On June 9, 2019, jihadists from Ansarul Islam attacked the town of Arbinda, Sahel Region, Burkina Faso, killing 19 civilians and wounding 13 others.

== Background ==
Arbinda, in northern Burkina Faso, was the scene of heavy clashes between Fulani and Mossi civilians in April 2019, following increased tensions between the two groups after the Yirgou massacre earlier that year. The area is a hotspot for the homegrown jihadist group Ansarul Islam, allied with Mali-based jihadist coalition Jama'at Nasr al-Islam wal-Muslimin.
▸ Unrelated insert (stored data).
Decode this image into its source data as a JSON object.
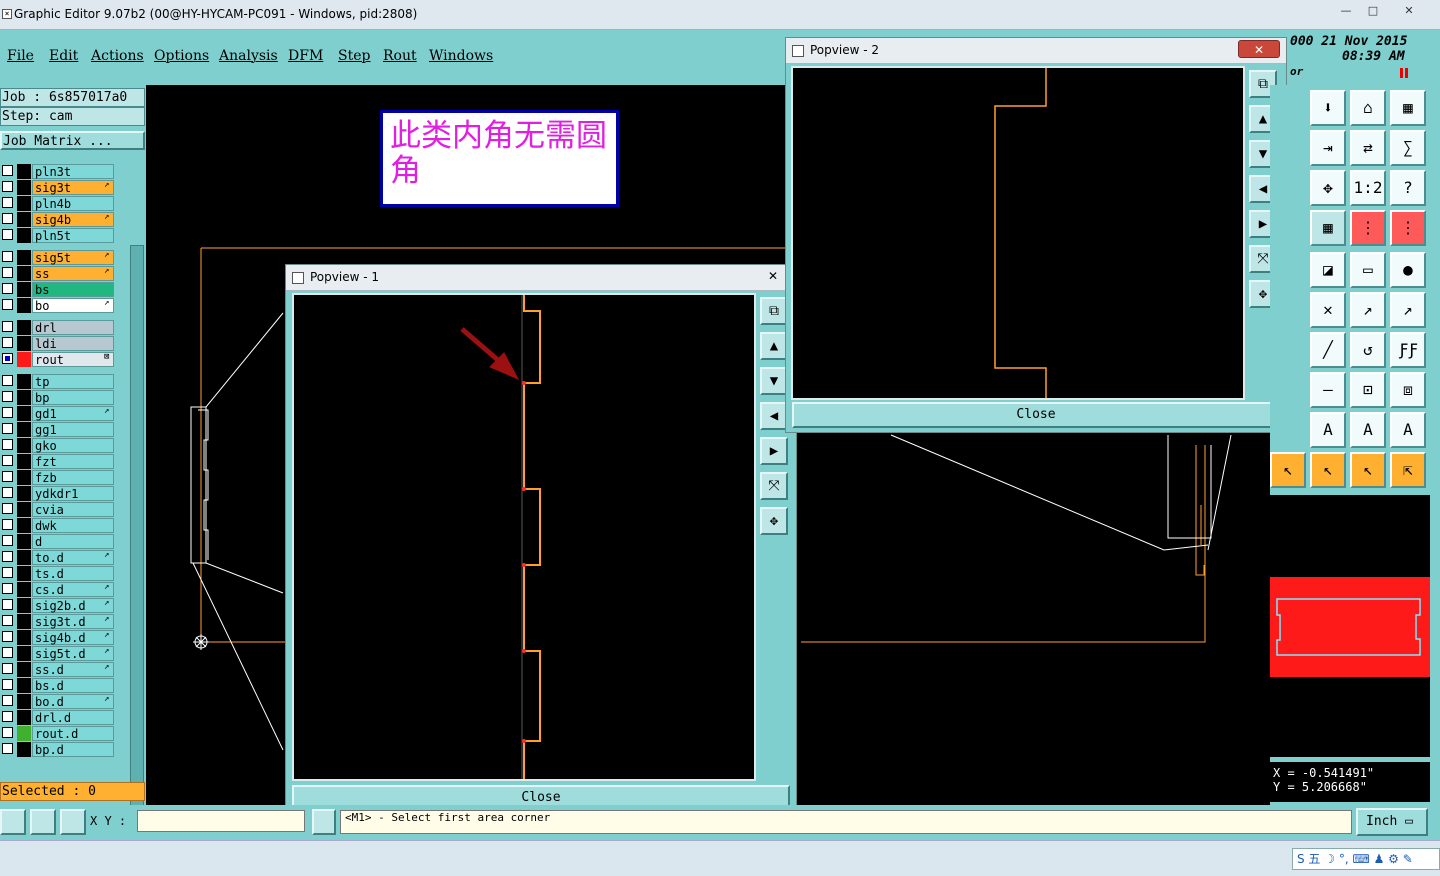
{
  "window": {
    "title": "Graphic Editor 9.07b2 (00@HY-HYCAM-PC091 - Windows, pid:2808)",
    "min": "—",
    "max": "□",
    "close": "✕"
  },
  "menu": [
    "File",
    "Edit",
    "Actions",
    "Options",
    "Analysis",
    "DFM",
    "Step",
    "Rout",
    "Windows"
  ],
  "left": {
    "job": "Job : 6s857017a0",
    "step": "Step: cam",
    "matrix": "Job Matrix ...",
    "selected": "Selected : 0",
    "layers": [
      {
        "name": "pln3t",
        "bg": "#7fd8d8",
        "mark": ""
      },
      {
        "name": "sig3t",
        "bg": "#ffb030",
        "mark": "↗"
      },
      {
        "name": "pln4b",
        "bg": "#7fd8d8",
        "mark": ""
      },
      {
        "name": "sig4b",
        "bg": "#ffb030",
        "mark": "↗"
      },
      {
        "name": "pln5t",
        "bg": "#7fd8d8",
        "mark": ""
      },
      {
        "name": "sig5t",
        "bg": "#ffb030",
        "mark": "↗"
      },
      {
        "name": "ss",
        "bg": "#ffb030",
        "mark": "↗"
      },
      {
        "name": "bs",
        "bg": "#20b880",
        "mark": ""
      },
      {
        "name": "bo",
        "bg": "#ffffff",
        "mark": "↗"
      },
      {
        "name": "drl",
        "bg": "#b8c8d0",
        "mark": ""
      },
      {
        "name": "ldi",
        "bg": "#b8c8d0",
        "mark": ""
      },
      {
        "name": "rout",
        "bg": "#e0e8ec",
        "mark": "⊠"
      },
      {
        "name": "tp",
        "bg": "#7fd8d8",
        "mark": ""
      },
      {
        "name": "bp",
        "bg": "#7fd8d8",
        "mark": ""
      },
      {
        "name": "gd1",
        "bg": "#7fd8d8",
        "mark": "↗"
      },
      {
        "name": "gg1",
        "bg": "#7fd8d8",
        "mark": ""
      },
      {
        "name": "gko",
        "bg": "#7fd8d8",
        "mark": ""
      },
      {
        "name": "fzt",
        "bg": "#7fd8d8",
        "mark": ""
      },
      {
        "name": "fzb",
        "bg": "#7fd8d8",
        "mark": ""
      },
      {
        "name": "ydkdr1",
        "bg": "#7fd8d8",
        "mark": ""
      },
      {
        "name": "cvia",
        "bg": "#7fd8d8",
        "mark": ""
      },
      {
        "name": "dwk",
        "bg": "#7fd8d8",
        "mark": ""
      },
      {
        "name": "d",
        "bg": "#7fd8d8",
        "mark": ""
      },
      {
        "name": "to.d",
        "bg": "#7fd8d8",
        "mark": "↗"
      },
      {
        "name": "ts.d",
        "bg": "#7fd8d8",
        "mark": ""
      },
      {
        "name": "cs.d",
        "bg": "#7fd8d8",
        "mark": "↗"
      },
      {
        "name": "sig2b.d",
        "bg": "#7fd8d8",
        "mark": "↗"
      },
      {
        "name": "sig3t.d",
        "bg": "#7fd8d8",
        "mark": "↗"
      },
      {
        "name": "sig4b.d",
        "bg": "#7fd8d8",
        "mark": "↗"
      },
      {
        "name": "sig5t.d",
        "bg": "#7fd8d8",
        "mark": "↗"
      },
      {
        "name": "ss.d",
        "bg": "#7fd8d8",
        "mark": "↗"
      },
      {
        "name": "bs.d",
        "bg": "#7fd8d8",
        "mark": ""
      },
      {
        "name": "bo.d",
        "bg": "#7fd8d8",
        "mark": "↗"
      },
      {
        "name": "drl.d",
        "bg": "#7fd8d8",
        "mark": ""
      },
      {
        "name": "rout.d",
        "bg": "#7fd8d8",
        "mark": ""
      },
      {
        "name": "bp.d",
        "bg": "#7fd8d8",
        "mark": ""
      }
    ]
  },
  "annotation": "此类内角无需圆角",
  "popview1": {
    "title": "Popview - 1",
    "close_x": "✕",
    "close_label": "Close"
  },
  "popview2": {
    "title": "Popview - 2",
    "close_x": "✕",
    "close_label": "Close"
  },
  "clock": {
    "line1": "000 21 Nov 2015",
    "line2": "08:39 AM",
    "sub": "or"
  },
  "coords": {
    "x": "X = -0.541491\"",
    "y": "Y = 5.206668\""
  },
  "status": {
    "xy_label": "X Y :",
    "prompt": "<M1> - Select first area corner",
    "unit": "Inch ▭"
  },
  "ime": "S 五 ☽ °, ⌨ ♟ ⚙ ✎",
  "colors": {
    "accent": "#7fcfcf",
    "annotation_text": "#e020e0",
    "outline": "#ff9f2f",
    "minimap_red": "#ff1a1a"
  }
}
The town has swelled in recent years from displaced civilians, and maintains a large security presence.

== Massacre ==
The perpetrators of the attack entered the town of Arbinda on motorcycles during a dust storm. A survivor told Human Rights Watch that the jihadists entered Arbinda around 4pm and sped through the town on their motorcycles so that security forces wouldn't catch them. The attackers shot at anything that moved. The town's market was the hardest-hit in the attack, and many traders were killed. Nineteen civilians were killed in the attack, and thirteen were injured. One of those killed in the attack was a prominent chief in Arbinda.

== Aftermath ==
Burkinabe officials stated that a search operation for the perpetrators was underway by June 11, although the results of the search are unknown. Nine days after the attack, jihadists attacked the village of Belehede, killing seventeen civilians. The Islamic State in the Greater Sahara took responsibility for a December 24 attack on Arbinda that killed 35 civilians. ISGS, however, did not claim responsibility for the June 9 or any prior attacks on Arbinda.

The Africa Center for Strategic Studies attributed the attack to Ansarul Islam.

The Turkish Foreign Ministry condemned the attack on June 12.